Updated: Oct 30, 2020

Whether it’s online or desktop, practically every small business uses Quickbooks. Here are some notes on why it is a forgone conclusion.

Small Biz Owners are tricked into using it. Intuit, the maker of Quickbooks, lures its new customers, small business starters, with its sleek marketing and easy-on-the-eyes Quickbooks dashboard. That’s the whole point. Intuit wants you to think you can do the books yourself. If you can do your personal finances, why can’t you manage your business’s as well, especially since you can’t afford a bookkeeper yet? Isn’t it just recording checks going out and deposits coming in? Especially since online business banking can sync with any version of Quickbooks, what will be so hard about it?

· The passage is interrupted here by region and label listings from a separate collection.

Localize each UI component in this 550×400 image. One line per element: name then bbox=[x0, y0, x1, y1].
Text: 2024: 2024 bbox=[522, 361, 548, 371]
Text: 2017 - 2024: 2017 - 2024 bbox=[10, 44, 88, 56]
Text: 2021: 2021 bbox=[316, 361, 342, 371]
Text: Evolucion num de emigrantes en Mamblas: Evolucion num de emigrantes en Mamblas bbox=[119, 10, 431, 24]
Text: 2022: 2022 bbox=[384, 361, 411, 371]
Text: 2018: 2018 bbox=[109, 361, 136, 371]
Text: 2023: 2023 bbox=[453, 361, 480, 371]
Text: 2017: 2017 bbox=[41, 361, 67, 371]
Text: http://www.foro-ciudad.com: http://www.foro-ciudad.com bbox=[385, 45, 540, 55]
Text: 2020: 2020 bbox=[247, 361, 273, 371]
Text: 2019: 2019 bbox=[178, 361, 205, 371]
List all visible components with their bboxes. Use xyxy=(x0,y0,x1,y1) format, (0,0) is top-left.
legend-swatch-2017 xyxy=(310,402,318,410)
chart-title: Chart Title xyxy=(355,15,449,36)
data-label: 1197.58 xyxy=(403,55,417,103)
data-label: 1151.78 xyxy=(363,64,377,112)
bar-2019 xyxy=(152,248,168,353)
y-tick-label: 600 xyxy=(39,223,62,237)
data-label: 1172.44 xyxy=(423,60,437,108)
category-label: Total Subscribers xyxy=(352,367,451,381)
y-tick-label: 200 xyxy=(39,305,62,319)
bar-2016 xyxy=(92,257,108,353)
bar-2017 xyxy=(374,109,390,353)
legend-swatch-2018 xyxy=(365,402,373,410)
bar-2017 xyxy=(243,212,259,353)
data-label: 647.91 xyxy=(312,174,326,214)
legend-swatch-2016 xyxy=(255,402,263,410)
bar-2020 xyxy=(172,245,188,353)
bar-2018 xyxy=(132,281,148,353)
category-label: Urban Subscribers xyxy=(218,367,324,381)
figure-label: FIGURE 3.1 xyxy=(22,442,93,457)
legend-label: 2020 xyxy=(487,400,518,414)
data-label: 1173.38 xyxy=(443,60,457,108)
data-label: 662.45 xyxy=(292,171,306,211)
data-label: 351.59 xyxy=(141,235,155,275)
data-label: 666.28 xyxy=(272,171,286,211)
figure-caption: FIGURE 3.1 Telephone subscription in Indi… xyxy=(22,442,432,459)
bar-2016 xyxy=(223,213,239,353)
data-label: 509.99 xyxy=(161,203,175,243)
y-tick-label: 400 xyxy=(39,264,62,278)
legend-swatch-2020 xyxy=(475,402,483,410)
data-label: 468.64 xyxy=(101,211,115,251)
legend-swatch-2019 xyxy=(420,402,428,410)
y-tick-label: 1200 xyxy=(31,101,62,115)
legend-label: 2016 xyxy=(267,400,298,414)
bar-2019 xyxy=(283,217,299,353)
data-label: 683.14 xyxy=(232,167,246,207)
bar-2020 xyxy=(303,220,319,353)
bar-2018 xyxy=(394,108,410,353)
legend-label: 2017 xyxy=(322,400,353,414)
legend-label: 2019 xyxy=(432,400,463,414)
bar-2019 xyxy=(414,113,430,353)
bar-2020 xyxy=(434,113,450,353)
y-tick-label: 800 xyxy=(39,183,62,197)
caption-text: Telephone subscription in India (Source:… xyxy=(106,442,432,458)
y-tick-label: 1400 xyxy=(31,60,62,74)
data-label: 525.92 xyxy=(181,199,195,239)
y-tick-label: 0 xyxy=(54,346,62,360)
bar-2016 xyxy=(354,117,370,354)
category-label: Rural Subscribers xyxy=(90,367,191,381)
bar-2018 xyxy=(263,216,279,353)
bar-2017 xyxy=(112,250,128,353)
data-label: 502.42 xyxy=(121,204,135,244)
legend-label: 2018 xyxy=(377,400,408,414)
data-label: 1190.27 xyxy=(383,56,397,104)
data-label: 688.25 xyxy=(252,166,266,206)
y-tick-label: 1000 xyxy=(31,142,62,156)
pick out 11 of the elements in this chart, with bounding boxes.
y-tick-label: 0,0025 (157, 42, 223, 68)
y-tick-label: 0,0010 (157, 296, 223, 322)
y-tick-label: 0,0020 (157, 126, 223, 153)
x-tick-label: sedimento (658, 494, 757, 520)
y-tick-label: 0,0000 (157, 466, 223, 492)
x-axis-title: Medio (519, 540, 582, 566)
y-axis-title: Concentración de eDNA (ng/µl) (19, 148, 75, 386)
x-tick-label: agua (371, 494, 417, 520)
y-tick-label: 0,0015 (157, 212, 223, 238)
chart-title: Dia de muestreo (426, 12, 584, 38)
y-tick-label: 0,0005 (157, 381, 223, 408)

As with anything important and meaningful in life, bookkeeping may look simple at first, but looks can be deceiving.

Knowing Quickbooks doesn’t necessarily mean you understand accounting, specifically Generally Accepted Accounting Principles, or GAAP. A disciplined, experienced bookkeeper knows, understands, speaks, and breathes GAAP, as do all accountants, auditors, financial consultants, CFO’s, controllers, and the IRS.

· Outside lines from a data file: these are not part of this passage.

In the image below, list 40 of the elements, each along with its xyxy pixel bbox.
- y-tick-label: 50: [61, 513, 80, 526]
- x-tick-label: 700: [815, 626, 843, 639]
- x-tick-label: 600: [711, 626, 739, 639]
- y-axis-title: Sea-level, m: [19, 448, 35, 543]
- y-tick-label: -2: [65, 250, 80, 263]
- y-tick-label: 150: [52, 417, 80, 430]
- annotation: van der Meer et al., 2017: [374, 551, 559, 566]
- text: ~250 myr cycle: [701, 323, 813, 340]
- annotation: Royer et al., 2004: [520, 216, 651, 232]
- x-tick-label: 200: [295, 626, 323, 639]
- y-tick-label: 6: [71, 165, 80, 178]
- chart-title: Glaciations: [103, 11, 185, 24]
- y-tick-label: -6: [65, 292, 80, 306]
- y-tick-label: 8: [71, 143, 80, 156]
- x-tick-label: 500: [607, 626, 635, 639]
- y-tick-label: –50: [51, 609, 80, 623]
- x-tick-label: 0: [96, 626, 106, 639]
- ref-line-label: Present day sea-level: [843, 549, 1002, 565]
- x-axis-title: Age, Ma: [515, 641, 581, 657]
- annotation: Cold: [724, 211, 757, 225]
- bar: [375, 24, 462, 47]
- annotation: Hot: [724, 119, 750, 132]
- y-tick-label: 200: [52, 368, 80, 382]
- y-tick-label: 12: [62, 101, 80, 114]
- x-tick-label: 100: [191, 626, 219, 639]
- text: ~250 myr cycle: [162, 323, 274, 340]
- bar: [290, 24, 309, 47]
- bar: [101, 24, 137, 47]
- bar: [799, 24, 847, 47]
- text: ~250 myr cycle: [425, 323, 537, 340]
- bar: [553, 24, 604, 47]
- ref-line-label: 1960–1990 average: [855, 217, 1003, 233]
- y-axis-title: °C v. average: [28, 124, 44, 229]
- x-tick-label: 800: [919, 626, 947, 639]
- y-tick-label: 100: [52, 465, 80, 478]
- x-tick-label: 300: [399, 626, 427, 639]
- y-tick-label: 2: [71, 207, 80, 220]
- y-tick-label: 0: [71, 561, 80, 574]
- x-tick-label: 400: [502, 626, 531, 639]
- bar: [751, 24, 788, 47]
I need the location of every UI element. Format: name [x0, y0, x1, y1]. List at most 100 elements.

Basically this means as a small business owner, you probably wear a dozen hats on a daily basis for your company, including bookkeeper. But don’t kid yourself. You’re just recording the in’s and out’s, maybe even syncing with your online banking. But Income Statements? Balance Sheet? No one who looks at business financials professionally will take your work on Quickbooks seriously. I know, because this is how I make a living. You should see the look on the faces of the accountants I help with their clients’ mess of books.

Quickbooks (but more so accounting itself) may be too steep of a learning curve for business owners, but the software is also too simple and confined for technical bookkeeper and accounting professionals. It’s nicely stuck in a purgatory. But then again, Intuit’s business model isn’t about that mid-level, mid-range. It’s all about entry-level for them.

You can easily abuse Quickbooks. If you don’t know what you’re doing, you can easily delete transactions literally with one click. I just did that myself the other week. It was a long transaction, too, with over a dozen line items. Luckily there’s Audit Trail and sure enough, the ghost of the accidentally deleted transaction was there for my reference.

Online vs Desktop vs Mac: They’re all different. On the outside, they look very similar, of course. But in practice, for a regular user it’s different. Switches, features, toggles, icons, options; they may be there for one version, but non-existent for another.

Your tax accountant may not know how to use it that well. This surprises me, too. You would think it’s only logical that your CPA would be a wizard on your bookkeeping software, but a lot of them are not. Why? Because they actually use it not as often as you think. They mostly use tax software and spreadsheets, and the only thing they need from Quickbooks is a reliable set of financial statements. For that to be produced, you’ll need a reliable bookkeeper.

The competing products aren’t as good. But if they are, no one knows how to use them. Xero? Freshbooks? Peachtree? Do you really want to use the competitors’ software, that when combined, they only make up 10% of the market? Even if it is a good product — which I haven’t found them to be — you won’t find many bookkeepers who know how to use it properly.

A necessary evil, but also the devil you know. Quickbooks is just a tool like anything else you use in your business. So make it do your bidding. As long as you have a smart, resourceful and knowledgeable bookkeeper on hand, it is a solid small business accounting software. Unless your company does at least 25 million in revenue per year and you can set aside $15k per year for a fancy ERP-level software, Quickbooks will be the necessary devil you know.